Neither plaintiffs nor defendant have had the boundary between their properties fixed by survey or otherwise. No evidence is in the record of the limits ever having been determined. In order for plaintiffs to show disturbance of their possession on the three acres it must have been shown to have been within the boundaries of the property being claimed by them as owners. Likewise, to grant defendant relief in his recon-ventional possessory action the property must be shown to lie within the portion claimed by him as owner.

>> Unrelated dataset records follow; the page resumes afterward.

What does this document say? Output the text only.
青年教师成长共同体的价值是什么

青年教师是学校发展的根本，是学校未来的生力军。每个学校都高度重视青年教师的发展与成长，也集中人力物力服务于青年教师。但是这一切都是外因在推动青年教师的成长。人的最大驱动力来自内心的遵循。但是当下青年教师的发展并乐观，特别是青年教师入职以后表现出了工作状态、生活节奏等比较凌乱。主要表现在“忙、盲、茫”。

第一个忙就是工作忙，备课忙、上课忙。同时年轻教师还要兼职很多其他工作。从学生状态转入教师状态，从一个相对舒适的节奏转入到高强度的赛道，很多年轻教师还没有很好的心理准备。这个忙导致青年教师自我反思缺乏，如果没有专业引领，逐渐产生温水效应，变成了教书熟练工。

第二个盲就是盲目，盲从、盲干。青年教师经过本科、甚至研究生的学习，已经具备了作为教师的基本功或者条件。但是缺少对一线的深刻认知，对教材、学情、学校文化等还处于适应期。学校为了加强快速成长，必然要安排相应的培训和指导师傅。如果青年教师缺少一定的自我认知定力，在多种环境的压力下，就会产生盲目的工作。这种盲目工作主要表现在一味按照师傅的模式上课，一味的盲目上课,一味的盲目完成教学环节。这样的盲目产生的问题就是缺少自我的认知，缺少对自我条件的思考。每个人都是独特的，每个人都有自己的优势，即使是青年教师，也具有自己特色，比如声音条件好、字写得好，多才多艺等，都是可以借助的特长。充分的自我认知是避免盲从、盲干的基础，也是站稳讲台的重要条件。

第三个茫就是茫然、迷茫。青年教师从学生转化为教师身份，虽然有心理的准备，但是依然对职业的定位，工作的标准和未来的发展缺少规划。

*797The early case of Loper v. White, 1 La. App. 695 (2 Cir.1925) cited by the trial judge in his opinion, was a possessory action in which a controversy arose over the line between land of plaintiffs and that leased to defendant. The court there held that to prove his case it was incumbent on plaintiff to show defendant had done something amounting to trespass and to show also that this something was upon the land described in the petition. Defendant offered to introduce the deed under which plaintiff held, but upon plaintiff’s objection it wás ruled inadmissible. The court concluded the ruling was erroneous, stating:
“The question of title is, of course, not involved in the suit and the deed is not admissible on that ground * * *, but we think it is not only admissible but necessary to show what land plaintiff alleges himself to be in possession of; and we are clear the proof must be restricted to trespasses upon the land described." (Emphasis ours.)

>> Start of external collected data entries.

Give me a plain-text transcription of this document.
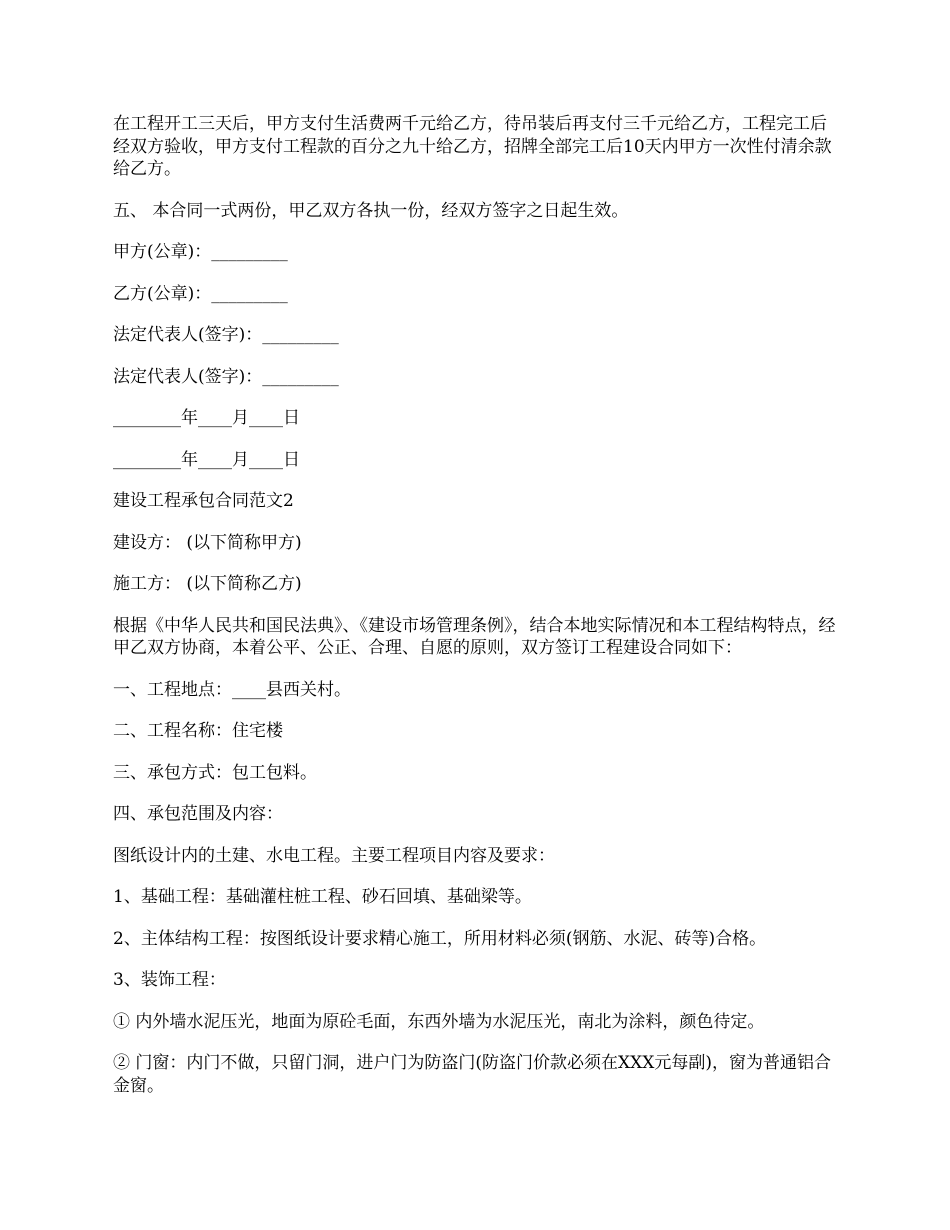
在工程开工三天后，甲方支付生活费两千元给乙方，待吊装后再支付三千元给乙方，工程完工后经双方验收，甲方支付工程款的百分之九十给乙方，招牌全部完工后10天内甲方一次性付清余款给乙方。

五、 本合同一式两份，甲乙双方各执一份，经双方签字之日起生效。

甲方(公章)：_________

乙方(公章)：_________

法定代表人(签字)：_________

法定代表人(签字)：_________

________年____月____日

________年____月____日

建设工程承包合同范文2

建设方： (以下简称甲方)

施工方： (以下简称乙方)

根据《中华人民共和国民法典》、《建设市场管理条例》，结合本地实际情况和本工程结构特点，经甲乙双方协商，本着公平、公正、合理、自愿的原则，双方签订工程建设合同如下：

一、工程地点：____县西关村。

二、工程名称：住宅楼

三、承包方式：包工包料。

四、承包范围及内容：

图纸设计内的土建、水电工程。主要工程项目内容及要求：

1、基础工程：基础灌柱桩工程、砂石回填、基础梁等。

2、主体结构工程：按图纸设计要求精心施工，所用材料必须(钢筋、水泥、砖等)合格。

3、装饰工程：

① 内外墙水泥压光，地面为原砼毛面，东西外墙为水泥压光，南北为涂料，颜色待定。

② 门窗：内门不做，只留门洞，进户门为防盗门(防盗门价款必须在XXX元每副)，窗为普通铝合金窗。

In a 1959 comment “Real Actions to Determine Ownership or Possession Under the Proposed Louisiana Code of Civil Procedure”, 20 La.L.Rev. 92, at 99, the author had this to say with regard to the posses-sory action:
“ * * * The plaintiff in the possessory action must include the following allegations in his petition:
(1) that the plaintiff possesses as owner;
(2) that he has had actual possession, quietly and uninterruptedly, for more than a year previous to the disturbance, and that this possession existed at the instant when the disturbance occurred; and (3) that there has been a real disturbance of possession. The petition must contain also a proper description- of the property. * * * ” (Emphasis ours.)
Cases cited in a footnote as sustaining the emphasized portion of the comment are: Wright v. Holder, 72 So.2d 529 (La.App. 2 Cir.1954); Bossier Enterprises, Inc. v. Carbone, 66 So.2d 521 (La.App.2 Cir.1953); Neal v. Farm Development Corp., 42 So.2d 319 (La.App.1 Cir.1949); Loper v. White, 1 La.App. 695 (1925) supra; McDonough v. Childress, 15 La. 556 (1840).
In an old case, Morgan v. Driggs, 15 La. 451 (1840), the Louisiana Supreme Court held:
“The plaintiff has certainly failed to establish such possession as, under the 49th article of the Code of Practice, would entitle him to a possessory action. The locus in quo is so uncertain that it is impossible to determine whether the defendant’s possession extends, or not, over any part of the tract of land claimed by plaintiff under his sheriff’s sale. * * * There is no proof of any location of the Enet tract, twenty arpents of which plaintiff claims to be in possession; and, on the contrary, it is shown that it has never been known, as one of the witnesses says, with any well-defined boundaries.”
Since we agree with the trial judge’s finding that neither party has shown the disputed tract lies within the portions claimed by them as owners the judgment dismissing the possessory action of both plaintiffs and defendant is correct. Under this finding the portion of the lower court’s judgment ordering plaintiffs to' institute a petitory action is erroneous.
Accordingly, the judgment appealed from is recast and it is ordered that the demands of plaintiffs, Ida Wiggins Mclnnis Murphy, Myrtle Mclnnis Webb, Lois Mclnnis Hod-nett, Gladys Mclnnis Alston, Minnie Mc-lnnis Orgill, R. E. Mclnnis, Jr., Jerry Mc-lnnis and Judy Mclnnis be rejected.
It is further ordered that the demands of Dan Thomas Ayers, defendant and plaintiff-in-reconvention, be rejected.
It is further ordered all costs be paid one-half by plaintiffs and one-half by defendant.
Affirmed in part, reversed in part and recast.